São Paulo (SP), sábado, 1 de agosto de 2026, por Marcos Eduardo Carvalho – O assassinato a facadas de três funcionários terceirizados da fábrica da Bombril, em São Bernardo do Campo (SP), na manhã deste sábado (1), ainda repercute. Afinal de contas, três vidas se perderam dentro da fábrica, além do próprio autor do crime, que tirou a própria vida já dentro da carceragem no 2º DP (Distrito Policial).
Aos 33 anos, Claudio Henrique da Silva, autor do crime, já tinha cerca de dois anos como empilhadeirista na TPC, a empresa terceirizada que prestava serviço na Bombril. De acordo com uma reportagem do portal Metrópoles, ele era uma pessoa quieta e mais introvertida.
Solteiro, morava ainda com os pais e não tinha filhos. No entanto, estaria sofrendo bullyng dos colegas, o que teria motivado o crime, já que ele, inclusive, estava de folga neste sábado e foi à empresa apenas para matar os colegas, segundo as primeiras investigações.
Autor do ataque na Bombril não tinha antecedentes
Ainda de acordo com a polícia, Claudio não tinha antecedentes criminais e, na Bombril, também não havia nenhum registro de reclamação contra ele. Apenas, era muito calado, segundo algumas testemunhas.
Neste sábado, foi ao local com uma faca em busca de três colocas que o perturbavam. Mas, apenas dois deles estavam no local. Entretanto, outro colaborador, que não fazia parte dos alvos, tentou separar o ataque e também acabou morto.
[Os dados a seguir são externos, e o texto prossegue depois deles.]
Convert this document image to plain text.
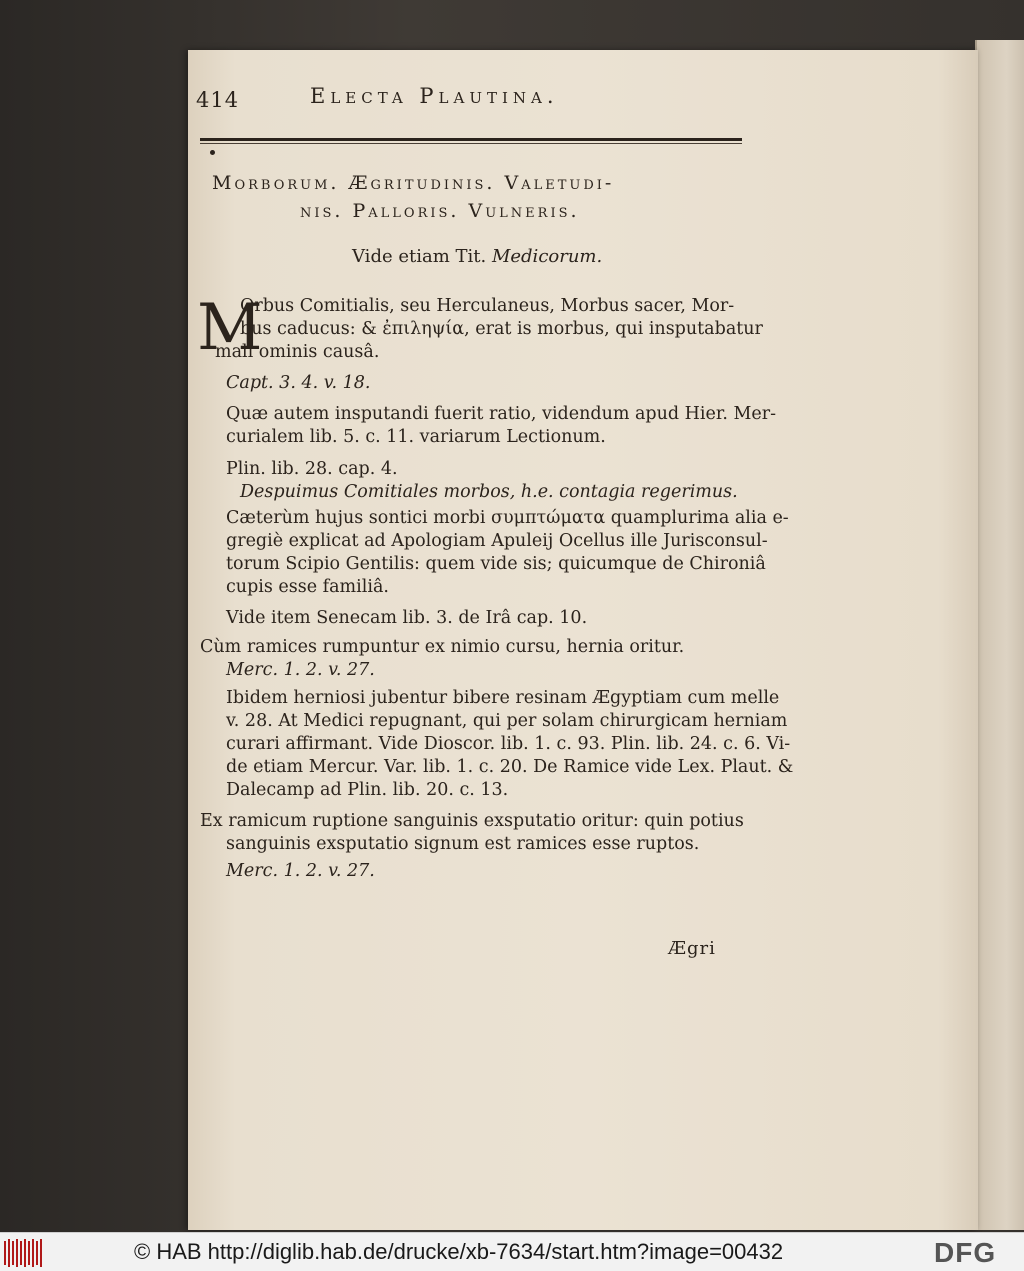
414	Electa Plautina.
Morborum. Ægritudinis. Valetudi-
nis. Palloris. Vulneris.
Vide etiam Tit. Medicorum.
M
Orbus Comitialis, seu Herculaneus, Morbus sacer, Mor-
bus caducus: & ἐπιληψία, erat is morbus, qui insputabatur
mali ominis causâ.
Capt. 3. 4. v. 18.
Quæ autem insputandi fuerit ratio, videndum apud Hier. Mer-
curialem lib. 5. c. 11. variarum Lectionum.
Plin. lib. 28. cap. 4.
Despuimus Comitiales morbos, h.e. contagia regerimus.
Cæterùm hujus sontici morbi συμπτώματα quamplurima alia e-
gregiè explicat ad Apologiam Apuleij Ocellus ille Jurisconsul-
torum Scipio Gentilis: quem vide sis; quicumque de Chironiâ
cupis esse familiâ.
Vide item Senecam lib. 3. de Irâ cap. 10.
Cùm ramices rumpuntur ex nimio cursu, hernia oritur.
Merc. 1. 2. v. 27.
Ibidem herniosi jubentur bibere resinam Ægyptiam cum melle
v. 28. At Medici repugnant, qui per solam chirurgicam herniam
curari affirmant. Vide Dioscor. lib. 1. c. 93. Plin. lib. 24. c. 6. Vi-
de etiam Mercur. Var. lib. 1. c. 20. De Ramice vide Lex. Plaut. &
Dalecamp ad Plin. lib. 20. c. 13.
Ex ramicum ruptione sanguinis exsputatio oritur: quin potius
sanguinis exsputatio signum est ramices esse ruptos.
Merc. 1. 2. v. 27.
Ægri
© HAB http://diglib.hab.de/drucke/xb-7634/start.htm?image=00432	DFG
Na cena, Claudio só teria parado de esfaquear os colegas depois de ficar cansado. Ali, acabou contido por outros colegas até a chegada da PM (Polícia Militar) e do Samu (Serviço de Atendimento Móvel de Urgência), que já encontrou os três sem vida.
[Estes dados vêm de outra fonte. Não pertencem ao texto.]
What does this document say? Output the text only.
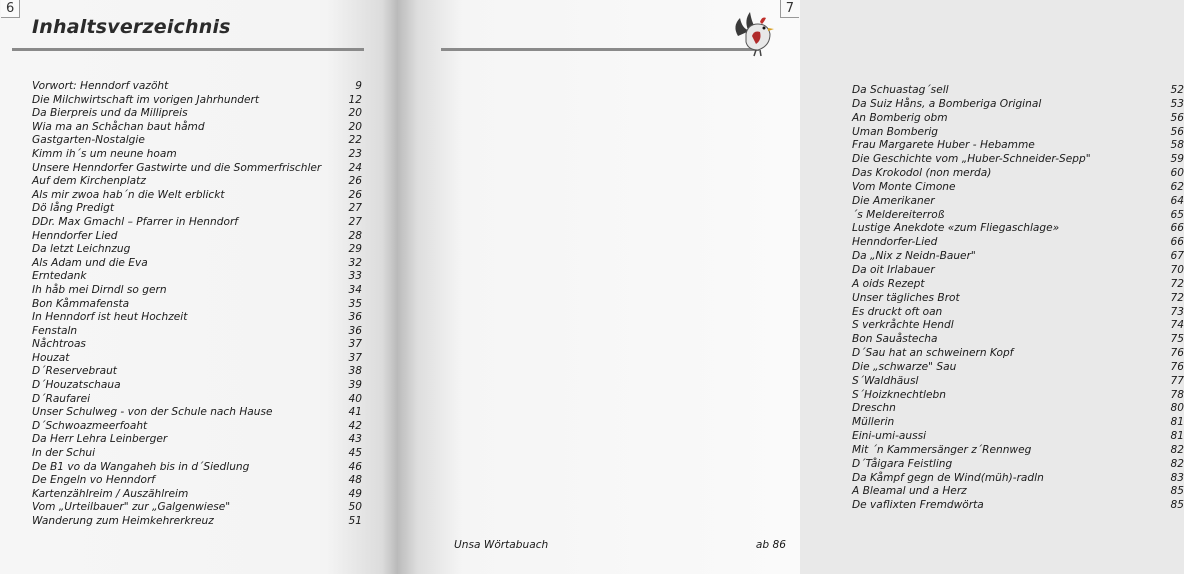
6
Inhaltsverzeichnis
Vorwort: Henndorf vazöht	9
Die Milchwirtschaft im vorigen Jahrhundert	12
Da Bierpreis und da Millipreis	20
Wia ma an Schåchan baut håmd	20
Gastgarten-Nostalgie	22
Kimm ih´s um neune hoam	23
Unsere Henndorfer Gastwirte und die Sommerfrischler	24
Auf dem Kirchenplatz	26
Als mir zwoa hab´n die Welt erblickt	26
Dö lång Predigt	27
DDr. Max Gmachl – Pfarrer in Henndorf	27
Henndorfer Lied	28
Da letzt Leichnzug	29
Als Adam und die Eva	32
Erntedank	33
Ih håb mei Dirndl so gern	34
Bon Kåmmafensta	35
In Henndorf ist heut Hochzeit	36
Fenstaln	36
Nåchtroas	37
Houzat	37
D´Reservebraut	38
D´Houzatschaua	39
D´Raufarei	40
Unser Schulweg - von der Schule nach Hause	41
D´Schwoazmeerfoaht	42
Da Herr Lehra Leinberger	43
In der Schui	45
De B1 vo da Wangaheh bis in d´Siedlung	46
De Engeln vo Henndorf	48
Kartenzählreim / Auszählreim	49
Vom „Urteilbauer" zur „Galgenwiese"	50
Wanderung zum Heimkehrerkreuz	51
7
Da Schuastag´sell	52
Da Suiz Håns, a Bomberiga Original	53
An Bomberig obm	56
Uman Bomberig	56
Frau Margarete Huber - Hebamme	58
Die Geschichte vom „Huber-Schneider-Sepp"	59
Das Krokodol (non merda)	60
Vom Monte Cimone	62
Die Amerikaner	64
´s Meldereiterroß	65
Lustige Anekdote «zum Fliegaschlage»	66
Henndorfer-Lied	66
Da „Nix z Neidn-Bauer"	67
Da oit Irlabauer	70
A oids Rezept	72
Unser tägliches Brot	72
Es druckt oft oan	73
S verkråchte Hendl	74
Bon Sauåstecha	75
D´Sau hat an schweinern Kopf	76
Die „schwarze" Sau	76
S´Waldhäusl	77
S´Hoizknechtlebn	78
Dreschn	80
Müllerin	81
Eini-umi-aussi	81
Mit ´n Kammersänger z´Rennweg	82
D´Tåigara Feistling	82
Da Kåmpf gegn de Wind(müh)-radln	83
A Bleamal und a Herz	85
De vaflixten Fremdwörta	85
Unsa Wörtabuach	ab 86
Em nota à imprensa, a TPC informou que assumiu toda a responsabilidade pelo caso e que presta solidariedade a todos os familiares. Além disso, a empresa disse que já está apurando as circunstâncias do fato.
Funcionários mortos deixam familiares
Um dos funcionários mortos na Bombril e alvo de Claudio era Douglas de Souza Vieira, 39 anos. Casado com a manicure Evellyn Rodrigues de Souza, de 30 anos, tinha um enteado, o qual criava como um filho, além de uma filha, com idades de 8 e 11 anos respectivamente.
Outro alvo, José Guilherme Victoriano de Moura, de 54, gostava de música e ouvia rock para relaxar. Mas, neste sábado, teve sua vida interrompida pelo colega que o matou.
Por fim, Edvaldo Santos da Silva, de 44, também era casado e tinha dois filhos. E, ao presenciar o ataque de Claudio, tentou ajudar os colegas, mas foi atacado, não resistiu e morreu, em uma triste e devastadora história que aconteceu dentro da fábrica da Bombril.